Triple integral limits in spherical coordinates In the tripple integral to calculate the volume of a sphere 
why does setting the limits as follows not work?
$$ \int_{0}^{2\pi} \int_{0}^{\pi}
\int_{0}^{R} p^2 \sin{\phi}
\, dp\,d\theta\,d\phi $$
 A: Jacobian is p^2sin(ϕ). If you integrate from 0 to 2pi in ϕ you are going through a point in which the Jacobian is zero.
A: Taking into account my comment:
$$\int_0^{2\pi}\int_0^\pi\int_0^R \rho^2\sin\phi\, d\rho\,d\phi\,d\theta=2\pi\int_0^\pi\left.\frac13\rho^3\right|_0^R\sin\phi\,d\phi=$$
$$\frac{2\pi R^3}3\int_0^\pi\sin\phi\,d\phi=\frac{2\pi R^3}3(-\cos\phi|_0^\pi)=\frac{4\pi R^3}3$$
It looks like working fine to me...Perhaps, as Michael points out in the comments, your problem is because you had the wrong limits for the variables? It is $\;0\le \theta\le2\pi\;,\;\;0\le\phi\le\pi\;,\;\;0\le\rho\le R\;$
A: Let $R>0$ be the radius of the sphere $S=\{(x,y,z)\in\mathbb{R}^{3}\vert x^{2}+y^{2}+z^{2}=R^{2}\}$. You want to compute the volume of $B=\{(x,y,z)\in\mathbb{R}^{3}\vert x^{2}+y^{2}+z^{2}\le R^{2}\}$.
You can do it using cartesian coordinates, which requires more work and calculation. But you can also try to convert these coordinates into the so-called spherical coordinates.

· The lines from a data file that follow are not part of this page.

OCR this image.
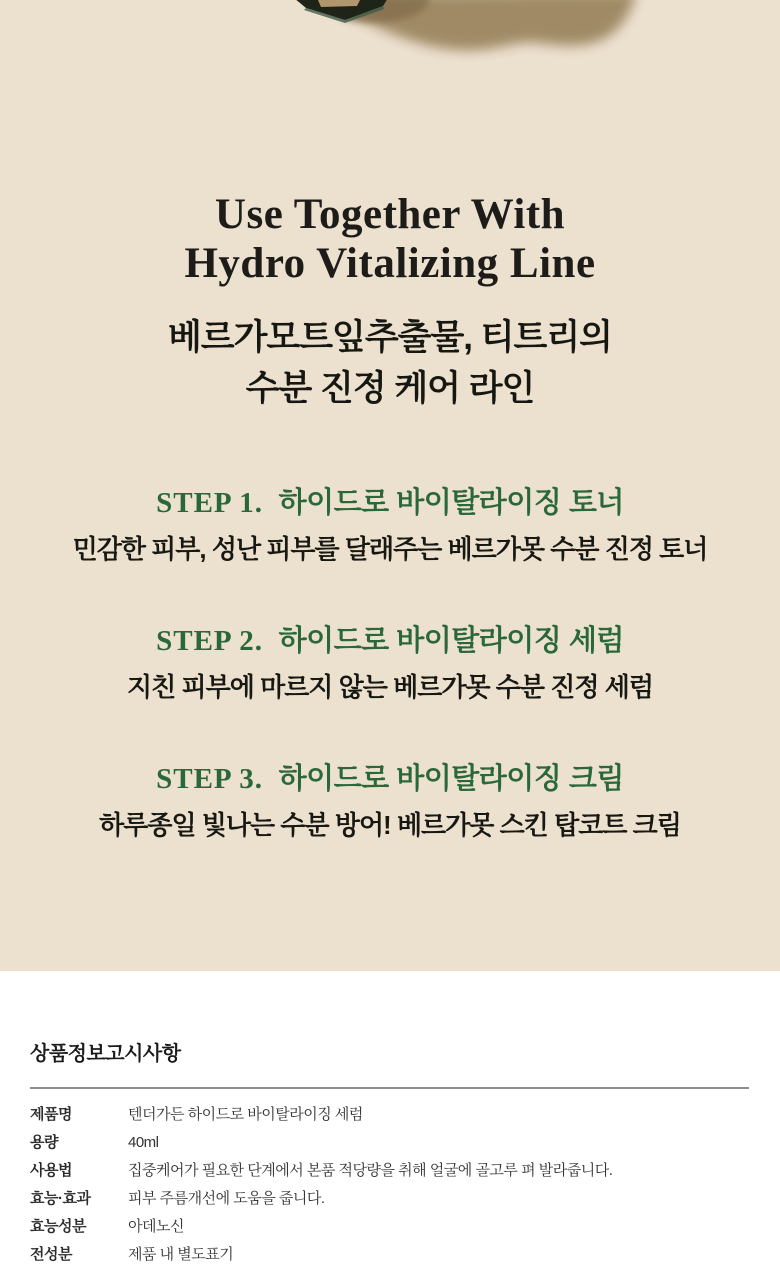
Use Together With
Hydro Vitalizing Line
베르가모트잎추출물, 티트리의
수분 진정 케어 라인
STEP 1. 하이드로 바이탈라이징 토너
민감한 피부, 성난 피부를 달래주는 베르가못 수분 진정 토너
STEP 2. 하이드로 바이탈라이징 세럼
지친 피부에 마르지 않는 베르가못 수분 진정 세럼
STEP 3. 하이드로 바이탈라이징 크림
하루종일 빛나는 수분 방어! 베르가못 스킨 탑코트 크림
상품정보고시사항
제품명	텐더가든 하이드로 바이탈라이징 세럼
용량	40ml
사용법	집중케어가 필요한 단계에서 본품 적당량을 취해 얼굴에 골고루 펴 발라줍니다.
효능·효과	피부 주름개선에 도움을 줍니다.
효능성분	아데노신
전성분	제품 내 별도표기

As you should know, if you switch to spherical coordinates, you get the factor $\rho^{2}\sin(\phi)$ called the "Jacobian".
The volume of a certain region of the space is obtained by taking the integral of $1$ over this region. This fact can be intuitively understood when looking for the area of a region in $\mathbb{R}^{2}$: a very simple example is the area of the rectangle $\mathcal{R}:=[x_{a},x_{b}]\times[y_{c},y_{d}]$ where $x_{a}<x_{b}$ and $y_{c}<y_{d}$. We know from basic geometry that its area is $(x_{b}-x_{a})(y_{d}-y_{c})$. But with integrals, it is obtained as follows:
\begin{align*}
\text{Area}(\mathcal{R})&=\int_{\mathcal{R}}1\text{d}\sigma\\
&=\int_{x_{a}}^{x_{b}}\int_{y_{c}}^{y_{d}}1\text{d}y\text{d}x\\
&=\int_{x_{a}}^{x_{b}}(y_{d}-y_{c})\text{d}x\\
&=(y_{d}-y_{c})\int_{x_{a}}^{x_{b}}1\text{d}x\\
&=(x_{b}-x_{a})(y_{d}-y_{c})
\end{align*}
This is true for any system of coordinates as long as we take the Jacobian (associated with the said system) into account. It is how we obtain:
$$\text{Vol}(B)=\color{magenta}{\int_{0}^{2\pi}}\color{limegreen}{\int_{0}^{\pi}}\color{blue}{\int_{0}^{R}}1\cdot\overbrace{\rho^{2}\sin(\phi)}^{\text{the Jacobian}}\color{blue}{\text{d}\rho}\color{limegreen}{\text{d}\phi}\color{magenta}{\text{d}\theta}$$
And the calculations are given in the other answers.